The Trump administration’s deporting Venezuelans and Cubans to a prison in South Sudan blatantly violates the law. These individuals have no connection whatsoever to South Sudan, and they now face brutal conditions. A federal district court issued a preliminary injunction against this. The federal court of appeals affirmed.

Surprisingly, on June 23, the Supreme Court reversed and lifted the preliminary injunction and allowed the deportations to proceed. Most stunning, there was no opinion written by any of the six justices in the majority — not one word of explanation. It was just an order reversing the lower court.

Justice Sonia Sotomayor wrote a blistering dissent, joined by Justices Elena Kagan and Ketanji Brown Jackson.

“In matters of life and death, it is best to proceed with caution,” Sotomayor wrote. “In this case, the government took the opposite approach. It wrongfully deported one plaintiff to Guatemala, even though an Immigration Judge found he was likely to face torture there. Then, in clear violation of a court order, it deported six more to South Sudan, a nation the State Department considers too unsafe for all but its most critical personnel. An attentive District Court’s timely intervention only narrowly prevented a third set of unlawful removals to Libya.

“Rather than allowing our lower court colleagues to manage this high-stakes litigation with the care and attention it plainly requires, this court now intervenes to grant the government emergency relief from an order it has repeatedly defied. I cannot join so gross an abuse of the court’s equitable discretion.”

When the district court took further steps to require that the government comply with the law, the Supreme Court on July 3 immediately stepped in to allow the deportations to go forward.

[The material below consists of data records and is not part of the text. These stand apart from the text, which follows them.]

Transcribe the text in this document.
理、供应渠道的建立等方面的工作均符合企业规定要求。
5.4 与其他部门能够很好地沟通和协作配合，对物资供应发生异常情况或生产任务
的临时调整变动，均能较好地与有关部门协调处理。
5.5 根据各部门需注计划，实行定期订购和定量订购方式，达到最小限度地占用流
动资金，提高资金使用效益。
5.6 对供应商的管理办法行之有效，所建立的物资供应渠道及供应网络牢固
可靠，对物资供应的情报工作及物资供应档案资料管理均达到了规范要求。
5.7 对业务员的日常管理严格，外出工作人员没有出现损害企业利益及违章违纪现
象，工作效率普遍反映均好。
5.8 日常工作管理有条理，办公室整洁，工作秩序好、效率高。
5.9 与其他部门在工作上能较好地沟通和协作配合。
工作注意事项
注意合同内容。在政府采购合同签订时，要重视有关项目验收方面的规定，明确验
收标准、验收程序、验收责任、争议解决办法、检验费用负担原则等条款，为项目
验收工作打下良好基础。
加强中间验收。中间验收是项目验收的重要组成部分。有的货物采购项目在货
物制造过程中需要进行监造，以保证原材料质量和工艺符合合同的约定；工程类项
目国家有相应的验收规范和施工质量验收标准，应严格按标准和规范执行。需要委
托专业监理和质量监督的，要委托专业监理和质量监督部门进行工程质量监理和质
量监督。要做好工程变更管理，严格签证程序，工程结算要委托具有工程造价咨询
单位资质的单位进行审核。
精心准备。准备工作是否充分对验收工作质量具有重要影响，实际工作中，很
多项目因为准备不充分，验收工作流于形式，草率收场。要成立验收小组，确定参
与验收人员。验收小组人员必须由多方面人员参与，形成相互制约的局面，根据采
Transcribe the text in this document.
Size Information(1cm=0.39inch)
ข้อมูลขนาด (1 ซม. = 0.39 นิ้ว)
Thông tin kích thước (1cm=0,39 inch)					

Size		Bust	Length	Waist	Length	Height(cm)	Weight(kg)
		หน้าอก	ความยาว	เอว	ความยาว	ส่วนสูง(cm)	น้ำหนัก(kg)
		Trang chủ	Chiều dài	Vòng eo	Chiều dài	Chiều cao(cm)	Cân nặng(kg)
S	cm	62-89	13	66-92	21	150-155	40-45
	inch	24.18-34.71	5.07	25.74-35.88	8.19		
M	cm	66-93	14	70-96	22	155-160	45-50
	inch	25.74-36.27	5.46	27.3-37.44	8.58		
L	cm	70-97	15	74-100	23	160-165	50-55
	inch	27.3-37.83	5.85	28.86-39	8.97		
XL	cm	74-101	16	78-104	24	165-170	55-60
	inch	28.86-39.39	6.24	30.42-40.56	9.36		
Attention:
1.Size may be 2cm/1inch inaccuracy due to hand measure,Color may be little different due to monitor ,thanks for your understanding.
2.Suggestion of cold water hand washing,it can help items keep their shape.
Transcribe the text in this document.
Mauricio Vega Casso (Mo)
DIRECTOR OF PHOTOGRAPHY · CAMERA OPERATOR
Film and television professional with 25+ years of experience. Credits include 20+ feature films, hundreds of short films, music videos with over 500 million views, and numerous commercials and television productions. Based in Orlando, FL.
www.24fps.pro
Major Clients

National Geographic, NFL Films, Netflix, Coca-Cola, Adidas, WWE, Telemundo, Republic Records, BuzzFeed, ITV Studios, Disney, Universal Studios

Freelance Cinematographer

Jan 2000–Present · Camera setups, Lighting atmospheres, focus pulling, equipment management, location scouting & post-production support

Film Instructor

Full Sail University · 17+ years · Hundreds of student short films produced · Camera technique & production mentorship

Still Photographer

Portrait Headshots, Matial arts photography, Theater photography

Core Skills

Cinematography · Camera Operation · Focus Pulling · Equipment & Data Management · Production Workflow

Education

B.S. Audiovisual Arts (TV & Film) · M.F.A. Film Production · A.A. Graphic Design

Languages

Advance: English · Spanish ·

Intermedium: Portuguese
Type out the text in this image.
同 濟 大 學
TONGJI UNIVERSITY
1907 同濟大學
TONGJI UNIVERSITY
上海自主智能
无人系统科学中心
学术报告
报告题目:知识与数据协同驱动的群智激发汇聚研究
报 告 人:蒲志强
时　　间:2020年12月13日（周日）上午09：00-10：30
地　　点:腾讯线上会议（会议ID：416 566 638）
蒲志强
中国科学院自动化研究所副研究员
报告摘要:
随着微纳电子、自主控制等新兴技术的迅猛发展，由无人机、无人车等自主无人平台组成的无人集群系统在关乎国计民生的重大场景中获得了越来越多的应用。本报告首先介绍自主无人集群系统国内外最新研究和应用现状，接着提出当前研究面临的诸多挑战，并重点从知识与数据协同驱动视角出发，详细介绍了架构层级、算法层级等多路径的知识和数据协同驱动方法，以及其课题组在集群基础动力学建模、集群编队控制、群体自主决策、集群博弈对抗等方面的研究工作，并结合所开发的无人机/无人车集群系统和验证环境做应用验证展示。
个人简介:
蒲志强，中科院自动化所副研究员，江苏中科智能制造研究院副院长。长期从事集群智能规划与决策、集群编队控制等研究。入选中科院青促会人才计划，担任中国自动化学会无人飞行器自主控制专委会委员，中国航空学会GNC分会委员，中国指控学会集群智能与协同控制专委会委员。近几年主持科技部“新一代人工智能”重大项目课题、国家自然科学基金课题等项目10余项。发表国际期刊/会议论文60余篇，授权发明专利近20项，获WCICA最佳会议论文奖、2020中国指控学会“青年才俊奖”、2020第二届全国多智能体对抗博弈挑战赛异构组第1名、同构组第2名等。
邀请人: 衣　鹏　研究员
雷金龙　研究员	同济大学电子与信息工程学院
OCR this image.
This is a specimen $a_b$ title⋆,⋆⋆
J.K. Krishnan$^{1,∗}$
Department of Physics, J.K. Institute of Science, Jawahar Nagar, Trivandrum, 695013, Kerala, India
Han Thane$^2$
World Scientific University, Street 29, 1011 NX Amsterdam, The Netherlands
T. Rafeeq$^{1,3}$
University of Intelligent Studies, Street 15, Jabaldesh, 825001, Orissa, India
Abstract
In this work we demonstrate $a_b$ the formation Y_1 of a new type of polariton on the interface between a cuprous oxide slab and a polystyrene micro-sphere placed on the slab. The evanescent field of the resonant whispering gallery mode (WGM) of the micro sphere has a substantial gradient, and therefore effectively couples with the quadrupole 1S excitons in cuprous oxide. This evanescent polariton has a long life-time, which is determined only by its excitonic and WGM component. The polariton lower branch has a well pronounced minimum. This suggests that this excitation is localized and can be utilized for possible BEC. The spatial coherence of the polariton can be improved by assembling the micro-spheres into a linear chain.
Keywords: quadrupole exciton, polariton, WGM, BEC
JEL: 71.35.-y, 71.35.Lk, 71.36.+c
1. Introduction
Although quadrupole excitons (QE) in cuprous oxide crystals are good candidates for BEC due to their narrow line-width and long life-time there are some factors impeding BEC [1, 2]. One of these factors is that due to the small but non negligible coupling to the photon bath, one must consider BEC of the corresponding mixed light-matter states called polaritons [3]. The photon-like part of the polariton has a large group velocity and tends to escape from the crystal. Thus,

Once more, Sotomayor dissented:

“What the government wants to do, concretely, is send the eight non-citizens it illegally removed from the United States from Djibouti to South Sudan, where they will be turned over to the local authorities without regard for the likelihood that they will face torture or death,” the justice wrote.

In deporting people to a maximum security prison in El Salvador or Djibouti or South Sudan or Libya, what the Trump administration is doing is not only illegal, it is cruel and inhumane. In all of these foreign prisons, those deported are likely to be tortured and some will be killed. When the Trump administration deported Kilmar Armando Ábrego García to a notorious prison in El Salvador, he was brutally tortured.

It is terrible that our government is doing this, but it is unconscionable that the Supreme Court stepped in to make sure it could happen. The court exists to ensure that the Constitution and the laws of the United States are enforced, not to be a rubber stamp for the president.

Although it is a fraught analogy, I cannot help but think of all the judges in Nazi Germany who facilitated sending people to their death in concentration camps. History condemns those judges, and I have no doubt history will decry these rulings as well.

Erwin Chemerinsky is dean and professor of law at the UC Berkeley School of Law.